J.J.C. Bradfield, the driving force behind the creation of the Sydney Harbour Bridge and a prophet of diverting rivers to irrigate the Australian desert, was fond of quoting the great American engineer Daniel Burnham: ‘Make Big Plans, for little plans have no magic to stir men’s blood.’[15] Restoring damaged land and river systems, devising ways to make the water we have go further, managing our farmland, forests, cities and towns more efficiently and intelligently: these are projects which do not stir the blood. But that does not make them any the less important.
Certainly they are more important, more worthy of money, resources, discussion and effort than what has replaced dams, bridges and pipelines as the white elephants of our age. I am referring to the Major Event. I come from Melbourne, and in 2006 we hosted the Commonwealth Games. This privilege was secured after the only other city willing to do the job withdrew its bid. And so, at vast expense — how vast is hard to say because all the figures are very woolly, but their very wooliness suggests that it was a lot — Melbourne staged a largely meaningless sporting event organised around a largely meaningless group of countries. It was strange living through it — for months it seemed that some sort of cosmic mother-in-law was coming to visit, and that she mustn’t see that the bedroom was untidy or the renovations were unfinished, and we simply must install a new patio, even though we can’t afford it.
We do a lot of this sort of thing in Melbourne: the FINA World Swimming Championships of 2006 springs to mind, as does the F1 Grand Prix. Now there is bizarre event. It is the twenty-first century equivalent of a medieval tourney: a stupendous display of conspicuous and pointless consumption. It is Austin Powers-land, defiantly politically incorrect, complete with leggy pit girls and tobacco ads. It is worth visiting, once, to experience the roar and the smell, as someone once described it, of burning money. And yet this vast travelling festival global capital runs at a dreadful loss. Year after year, the circus flies in, loses money — our money, much if it — and then leaves.
The economic justification for Major Events is revealingly vague. There is talk of visitor numbers, turnover generated, money spent in secondary areas, growing the brand (Melbourne is a brand, apparently). It is much like the Snowy. If you point out that the power that is generated is too expensive, then you are told that it also provides irrigation water. If you argue that the water has been wasted, grossly subsidised, and that we have no business growing rice in Australia, then you are told that the same water generates power. And that anyway, there are flow-on benefits, and the whole thing was inspiring and made people proud, and that only mean-spirited bean counter of questionable patriotism would look too closely at the bottom line.

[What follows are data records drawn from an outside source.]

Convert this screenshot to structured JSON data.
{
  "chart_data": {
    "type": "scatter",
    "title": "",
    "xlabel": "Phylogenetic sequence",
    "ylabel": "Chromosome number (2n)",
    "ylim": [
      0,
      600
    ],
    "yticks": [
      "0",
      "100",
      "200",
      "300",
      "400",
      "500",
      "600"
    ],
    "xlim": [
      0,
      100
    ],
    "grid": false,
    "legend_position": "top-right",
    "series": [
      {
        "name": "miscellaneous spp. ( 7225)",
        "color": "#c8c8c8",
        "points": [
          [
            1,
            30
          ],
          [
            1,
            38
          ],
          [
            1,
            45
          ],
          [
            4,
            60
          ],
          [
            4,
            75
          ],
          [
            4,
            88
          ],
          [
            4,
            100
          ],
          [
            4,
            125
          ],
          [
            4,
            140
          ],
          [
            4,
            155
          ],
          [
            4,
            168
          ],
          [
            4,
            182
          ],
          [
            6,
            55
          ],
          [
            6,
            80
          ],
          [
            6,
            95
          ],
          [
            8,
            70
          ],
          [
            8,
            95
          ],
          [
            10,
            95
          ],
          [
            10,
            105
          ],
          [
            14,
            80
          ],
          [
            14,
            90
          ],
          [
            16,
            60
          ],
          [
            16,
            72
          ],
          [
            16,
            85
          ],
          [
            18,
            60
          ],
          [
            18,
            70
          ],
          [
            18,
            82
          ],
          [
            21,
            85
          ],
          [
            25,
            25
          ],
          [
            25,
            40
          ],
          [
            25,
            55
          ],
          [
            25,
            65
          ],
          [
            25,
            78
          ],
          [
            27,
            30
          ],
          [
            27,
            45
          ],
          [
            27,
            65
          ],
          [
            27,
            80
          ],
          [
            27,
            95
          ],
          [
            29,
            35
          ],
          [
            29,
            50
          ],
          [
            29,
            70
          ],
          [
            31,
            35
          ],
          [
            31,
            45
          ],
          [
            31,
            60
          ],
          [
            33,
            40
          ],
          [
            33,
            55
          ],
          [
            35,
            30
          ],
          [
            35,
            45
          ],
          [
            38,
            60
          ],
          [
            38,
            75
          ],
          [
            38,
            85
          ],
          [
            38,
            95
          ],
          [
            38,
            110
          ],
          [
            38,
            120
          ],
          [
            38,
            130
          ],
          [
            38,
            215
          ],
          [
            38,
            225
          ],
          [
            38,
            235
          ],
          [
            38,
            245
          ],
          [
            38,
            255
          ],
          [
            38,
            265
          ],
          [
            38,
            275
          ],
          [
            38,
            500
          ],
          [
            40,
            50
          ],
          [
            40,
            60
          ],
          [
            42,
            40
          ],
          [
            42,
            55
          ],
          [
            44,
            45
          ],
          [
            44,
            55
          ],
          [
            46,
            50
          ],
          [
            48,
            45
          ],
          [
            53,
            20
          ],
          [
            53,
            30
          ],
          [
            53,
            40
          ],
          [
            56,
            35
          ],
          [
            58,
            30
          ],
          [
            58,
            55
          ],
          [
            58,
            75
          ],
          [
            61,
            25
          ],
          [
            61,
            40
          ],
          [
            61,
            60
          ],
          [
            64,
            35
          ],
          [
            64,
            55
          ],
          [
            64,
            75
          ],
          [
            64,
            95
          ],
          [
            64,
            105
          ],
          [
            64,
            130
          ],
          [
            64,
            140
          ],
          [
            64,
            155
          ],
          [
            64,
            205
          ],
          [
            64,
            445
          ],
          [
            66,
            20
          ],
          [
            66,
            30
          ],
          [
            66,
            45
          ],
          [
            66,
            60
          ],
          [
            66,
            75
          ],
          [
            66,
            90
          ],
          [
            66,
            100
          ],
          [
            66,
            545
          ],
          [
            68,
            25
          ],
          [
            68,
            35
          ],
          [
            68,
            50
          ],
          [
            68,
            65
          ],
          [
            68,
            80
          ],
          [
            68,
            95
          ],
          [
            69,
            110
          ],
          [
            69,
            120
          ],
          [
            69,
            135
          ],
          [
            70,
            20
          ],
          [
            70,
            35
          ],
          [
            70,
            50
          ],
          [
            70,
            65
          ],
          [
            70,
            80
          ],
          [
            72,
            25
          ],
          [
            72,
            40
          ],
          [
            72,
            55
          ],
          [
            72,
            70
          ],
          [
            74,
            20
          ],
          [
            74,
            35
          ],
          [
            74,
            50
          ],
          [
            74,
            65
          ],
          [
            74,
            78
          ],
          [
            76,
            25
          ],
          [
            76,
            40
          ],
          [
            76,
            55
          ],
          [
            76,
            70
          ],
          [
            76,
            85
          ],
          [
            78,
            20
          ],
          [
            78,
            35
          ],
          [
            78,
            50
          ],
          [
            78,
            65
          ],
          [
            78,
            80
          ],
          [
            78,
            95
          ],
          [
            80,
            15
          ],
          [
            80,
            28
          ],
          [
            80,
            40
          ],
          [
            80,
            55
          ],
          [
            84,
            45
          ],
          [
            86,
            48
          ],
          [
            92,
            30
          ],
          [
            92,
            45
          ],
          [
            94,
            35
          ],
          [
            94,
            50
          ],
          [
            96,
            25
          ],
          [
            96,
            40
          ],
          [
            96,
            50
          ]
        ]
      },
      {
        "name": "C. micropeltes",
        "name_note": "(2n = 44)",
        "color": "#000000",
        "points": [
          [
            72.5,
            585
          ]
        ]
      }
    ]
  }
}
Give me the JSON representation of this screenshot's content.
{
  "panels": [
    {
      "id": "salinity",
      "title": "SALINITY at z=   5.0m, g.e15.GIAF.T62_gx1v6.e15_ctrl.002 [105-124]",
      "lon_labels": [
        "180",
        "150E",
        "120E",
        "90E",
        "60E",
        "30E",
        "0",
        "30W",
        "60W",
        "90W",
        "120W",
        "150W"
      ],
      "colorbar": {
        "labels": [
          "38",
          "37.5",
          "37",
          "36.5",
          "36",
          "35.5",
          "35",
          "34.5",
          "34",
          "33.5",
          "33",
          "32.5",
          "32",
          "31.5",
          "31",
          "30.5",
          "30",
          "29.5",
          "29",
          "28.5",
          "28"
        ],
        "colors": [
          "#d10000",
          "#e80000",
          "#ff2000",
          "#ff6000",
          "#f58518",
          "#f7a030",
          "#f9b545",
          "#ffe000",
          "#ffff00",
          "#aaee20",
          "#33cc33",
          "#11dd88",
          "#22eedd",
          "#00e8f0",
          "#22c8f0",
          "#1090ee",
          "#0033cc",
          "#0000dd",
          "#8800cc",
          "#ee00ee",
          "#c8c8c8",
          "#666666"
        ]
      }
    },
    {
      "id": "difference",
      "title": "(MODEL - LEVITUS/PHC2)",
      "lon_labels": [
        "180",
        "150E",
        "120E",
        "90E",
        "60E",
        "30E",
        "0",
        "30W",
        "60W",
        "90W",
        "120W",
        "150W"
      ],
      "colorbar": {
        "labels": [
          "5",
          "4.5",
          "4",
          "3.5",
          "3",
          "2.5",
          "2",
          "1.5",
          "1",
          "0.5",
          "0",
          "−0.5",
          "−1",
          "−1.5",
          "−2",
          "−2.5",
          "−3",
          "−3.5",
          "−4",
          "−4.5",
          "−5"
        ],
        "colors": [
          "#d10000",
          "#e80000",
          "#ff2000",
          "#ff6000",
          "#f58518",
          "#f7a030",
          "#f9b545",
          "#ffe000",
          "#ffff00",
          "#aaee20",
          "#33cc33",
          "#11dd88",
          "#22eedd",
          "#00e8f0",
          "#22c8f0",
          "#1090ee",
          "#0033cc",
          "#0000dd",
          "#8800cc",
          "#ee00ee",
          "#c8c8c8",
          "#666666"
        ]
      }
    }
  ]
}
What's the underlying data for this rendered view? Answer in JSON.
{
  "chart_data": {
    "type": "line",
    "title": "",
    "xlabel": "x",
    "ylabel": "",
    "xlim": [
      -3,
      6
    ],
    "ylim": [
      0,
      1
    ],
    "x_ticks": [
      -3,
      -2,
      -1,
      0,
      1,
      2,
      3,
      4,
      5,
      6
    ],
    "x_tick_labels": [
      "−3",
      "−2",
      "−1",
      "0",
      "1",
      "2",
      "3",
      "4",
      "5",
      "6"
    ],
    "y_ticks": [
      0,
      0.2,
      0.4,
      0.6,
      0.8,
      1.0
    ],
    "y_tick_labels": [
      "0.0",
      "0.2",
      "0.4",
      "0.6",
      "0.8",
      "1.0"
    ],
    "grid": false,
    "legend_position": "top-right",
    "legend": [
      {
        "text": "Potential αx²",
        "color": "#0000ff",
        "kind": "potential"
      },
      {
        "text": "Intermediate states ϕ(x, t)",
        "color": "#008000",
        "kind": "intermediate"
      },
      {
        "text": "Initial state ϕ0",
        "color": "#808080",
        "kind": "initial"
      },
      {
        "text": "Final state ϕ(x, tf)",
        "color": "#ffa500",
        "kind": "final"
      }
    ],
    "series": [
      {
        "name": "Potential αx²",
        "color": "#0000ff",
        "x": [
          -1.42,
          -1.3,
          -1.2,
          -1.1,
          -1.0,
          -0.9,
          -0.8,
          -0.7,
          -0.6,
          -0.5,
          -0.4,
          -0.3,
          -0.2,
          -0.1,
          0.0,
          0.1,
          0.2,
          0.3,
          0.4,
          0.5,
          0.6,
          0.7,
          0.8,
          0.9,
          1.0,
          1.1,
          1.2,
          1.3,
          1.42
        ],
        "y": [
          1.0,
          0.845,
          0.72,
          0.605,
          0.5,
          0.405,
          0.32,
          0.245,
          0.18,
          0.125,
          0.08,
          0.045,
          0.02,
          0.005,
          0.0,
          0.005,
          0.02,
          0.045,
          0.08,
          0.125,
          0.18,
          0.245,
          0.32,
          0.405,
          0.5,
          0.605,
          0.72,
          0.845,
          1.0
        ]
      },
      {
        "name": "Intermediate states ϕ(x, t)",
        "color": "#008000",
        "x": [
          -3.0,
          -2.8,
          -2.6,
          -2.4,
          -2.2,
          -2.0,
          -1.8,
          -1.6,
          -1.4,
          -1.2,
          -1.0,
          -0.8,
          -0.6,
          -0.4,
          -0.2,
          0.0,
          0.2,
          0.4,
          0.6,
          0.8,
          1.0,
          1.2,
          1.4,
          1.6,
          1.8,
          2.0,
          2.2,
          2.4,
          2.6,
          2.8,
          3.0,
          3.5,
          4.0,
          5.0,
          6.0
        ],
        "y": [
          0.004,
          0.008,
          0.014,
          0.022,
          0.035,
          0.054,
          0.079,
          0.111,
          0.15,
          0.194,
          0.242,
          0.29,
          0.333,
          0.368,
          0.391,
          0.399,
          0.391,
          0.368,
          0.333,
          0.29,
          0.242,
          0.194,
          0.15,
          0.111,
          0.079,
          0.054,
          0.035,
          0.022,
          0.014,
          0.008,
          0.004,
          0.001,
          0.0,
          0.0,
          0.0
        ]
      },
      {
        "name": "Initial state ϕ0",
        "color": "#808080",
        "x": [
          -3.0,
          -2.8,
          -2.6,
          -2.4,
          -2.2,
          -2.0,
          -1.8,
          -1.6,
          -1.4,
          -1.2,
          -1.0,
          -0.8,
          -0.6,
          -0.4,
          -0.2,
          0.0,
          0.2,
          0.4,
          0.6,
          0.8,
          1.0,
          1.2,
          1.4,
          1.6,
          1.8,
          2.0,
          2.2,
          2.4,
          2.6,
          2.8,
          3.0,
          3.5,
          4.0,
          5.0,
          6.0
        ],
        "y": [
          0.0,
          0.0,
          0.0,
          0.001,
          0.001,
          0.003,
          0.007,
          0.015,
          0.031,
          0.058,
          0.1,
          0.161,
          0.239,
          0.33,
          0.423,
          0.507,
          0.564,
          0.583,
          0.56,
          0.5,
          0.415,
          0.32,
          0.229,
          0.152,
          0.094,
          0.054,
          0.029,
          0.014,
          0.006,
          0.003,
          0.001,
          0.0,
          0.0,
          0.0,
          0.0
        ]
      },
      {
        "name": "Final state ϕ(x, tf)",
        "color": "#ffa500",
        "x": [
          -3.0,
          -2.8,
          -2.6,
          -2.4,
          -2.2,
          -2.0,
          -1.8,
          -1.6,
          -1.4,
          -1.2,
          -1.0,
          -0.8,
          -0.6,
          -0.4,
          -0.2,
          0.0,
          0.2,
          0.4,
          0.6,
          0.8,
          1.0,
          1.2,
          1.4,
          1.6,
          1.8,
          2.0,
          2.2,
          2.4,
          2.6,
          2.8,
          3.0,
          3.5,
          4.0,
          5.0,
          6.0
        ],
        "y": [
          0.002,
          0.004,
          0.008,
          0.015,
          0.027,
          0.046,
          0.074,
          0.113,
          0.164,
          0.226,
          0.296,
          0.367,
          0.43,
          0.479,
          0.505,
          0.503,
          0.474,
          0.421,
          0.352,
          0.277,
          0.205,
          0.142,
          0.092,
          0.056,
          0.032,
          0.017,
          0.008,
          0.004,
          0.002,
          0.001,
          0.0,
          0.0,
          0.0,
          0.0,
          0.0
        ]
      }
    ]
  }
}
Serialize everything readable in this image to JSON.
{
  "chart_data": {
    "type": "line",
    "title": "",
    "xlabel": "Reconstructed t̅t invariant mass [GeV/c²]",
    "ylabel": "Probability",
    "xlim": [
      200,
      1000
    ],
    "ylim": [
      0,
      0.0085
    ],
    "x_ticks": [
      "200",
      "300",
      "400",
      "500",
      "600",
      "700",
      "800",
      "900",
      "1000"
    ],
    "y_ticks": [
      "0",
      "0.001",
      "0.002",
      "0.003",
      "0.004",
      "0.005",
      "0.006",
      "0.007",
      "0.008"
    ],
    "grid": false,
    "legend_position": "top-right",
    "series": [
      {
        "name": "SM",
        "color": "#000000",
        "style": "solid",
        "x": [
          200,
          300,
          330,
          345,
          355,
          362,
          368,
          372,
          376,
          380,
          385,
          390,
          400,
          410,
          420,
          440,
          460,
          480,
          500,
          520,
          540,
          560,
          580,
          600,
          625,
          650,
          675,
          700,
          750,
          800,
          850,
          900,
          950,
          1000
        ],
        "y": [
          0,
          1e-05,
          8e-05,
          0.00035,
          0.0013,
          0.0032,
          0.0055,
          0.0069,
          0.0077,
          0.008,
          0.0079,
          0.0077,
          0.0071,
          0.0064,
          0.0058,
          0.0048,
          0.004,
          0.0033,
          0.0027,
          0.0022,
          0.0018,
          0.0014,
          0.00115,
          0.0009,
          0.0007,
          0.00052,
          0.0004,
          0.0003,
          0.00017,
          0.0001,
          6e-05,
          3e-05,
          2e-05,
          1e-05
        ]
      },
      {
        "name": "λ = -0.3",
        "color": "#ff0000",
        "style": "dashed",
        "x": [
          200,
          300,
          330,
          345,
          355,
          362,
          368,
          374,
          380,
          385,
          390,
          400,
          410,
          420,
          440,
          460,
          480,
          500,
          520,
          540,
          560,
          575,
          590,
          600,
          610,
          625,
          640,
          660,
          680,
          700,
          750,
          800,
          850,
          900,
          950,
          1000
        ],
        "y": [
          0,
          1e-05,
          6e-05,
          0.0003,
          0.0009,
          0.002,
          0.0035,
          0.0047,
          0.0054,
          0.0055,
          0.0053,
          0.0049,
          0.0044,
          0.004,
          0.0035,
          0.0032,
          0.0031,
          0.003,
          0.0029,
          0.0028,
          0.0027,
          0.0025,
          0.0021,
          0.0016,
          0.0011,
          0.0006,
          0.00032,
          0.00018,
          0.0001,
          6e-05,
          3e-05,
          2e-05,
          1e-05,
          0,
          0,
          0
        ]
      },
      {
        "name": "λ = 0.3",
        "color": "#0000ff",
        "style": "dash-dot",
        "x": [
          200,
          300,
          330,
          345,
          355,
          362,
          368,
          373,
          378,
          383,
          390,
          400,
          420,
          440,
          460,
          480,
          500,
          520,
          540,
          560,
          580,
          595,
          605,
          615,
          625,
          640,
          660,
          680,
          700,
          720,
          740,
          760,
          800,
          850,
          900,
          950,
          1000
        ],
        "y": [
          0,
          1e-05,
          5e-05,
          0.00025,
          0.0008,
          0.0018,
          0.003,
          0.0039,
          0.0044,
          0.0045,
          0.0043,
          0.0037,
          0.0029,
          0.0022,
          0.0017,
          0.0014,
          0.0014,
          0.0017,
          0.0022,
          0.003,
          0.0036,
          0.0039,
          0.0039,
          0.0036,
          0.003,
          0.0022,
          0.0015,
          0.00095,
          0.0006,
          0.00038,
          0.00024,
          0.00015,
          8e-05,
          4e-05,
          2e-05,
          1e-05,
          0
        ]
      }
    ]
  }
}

The nation-building challenges that face us now are not glamorous. They are to adapt our ways of living, working and travelling to the realities of the land that we inhabit. Among other things, this involves fostering some of the qualities which John Monash identified in the Australian soldier of 90 years ago: a high-quality education; an openness to new ideas; an independent but unselfish cast of mind; and — crucially — involvement with the institutions of civil society.
As an historian, I read a lot of old newspapers. Something which often strikes me is how many clubs and committees and associations there used to be, and how actively involved ordinary people were in the affairs of unions, political parties, local councils, churches, debating societies, and much else. Some people still do all these things, of course, but they are a small minority now: it used to be the common thing. Some of these civic groups achieved great things, such as female suffrage. Others did no more than run a tennis competition. And there were groups that were pernicious: dedicated to fostering racial and sectarian prejudice, for example. For all that, there was and still is value, in and of itself, in such civic participation.
Our political culture is becoming dangerously distanced from ordinary people. Our political parties are machines of power. Their membership bases are tiny, and democracy at branch level is a sober farce. At the same time, governments are increasingly interventionist, centralist and disdainful of due process. The recent change of federal government offers hope for reform, if only on the premise that a change is as good as a holiday. But it does concern me that the Rudd administration shows some of the managerialist, reflexively authoritarian tendencies that marked its predecessor.
If there is a weakness in our nation that needs repair, needs building, it is in the institutions of civic society, in empowering and encouraging participation. The process of decision-making may take longer. Internal dissent and discussion others may frustrate or embarrass those in executive authority. But if nothing else it might prove a protection against our weakness for white elephants.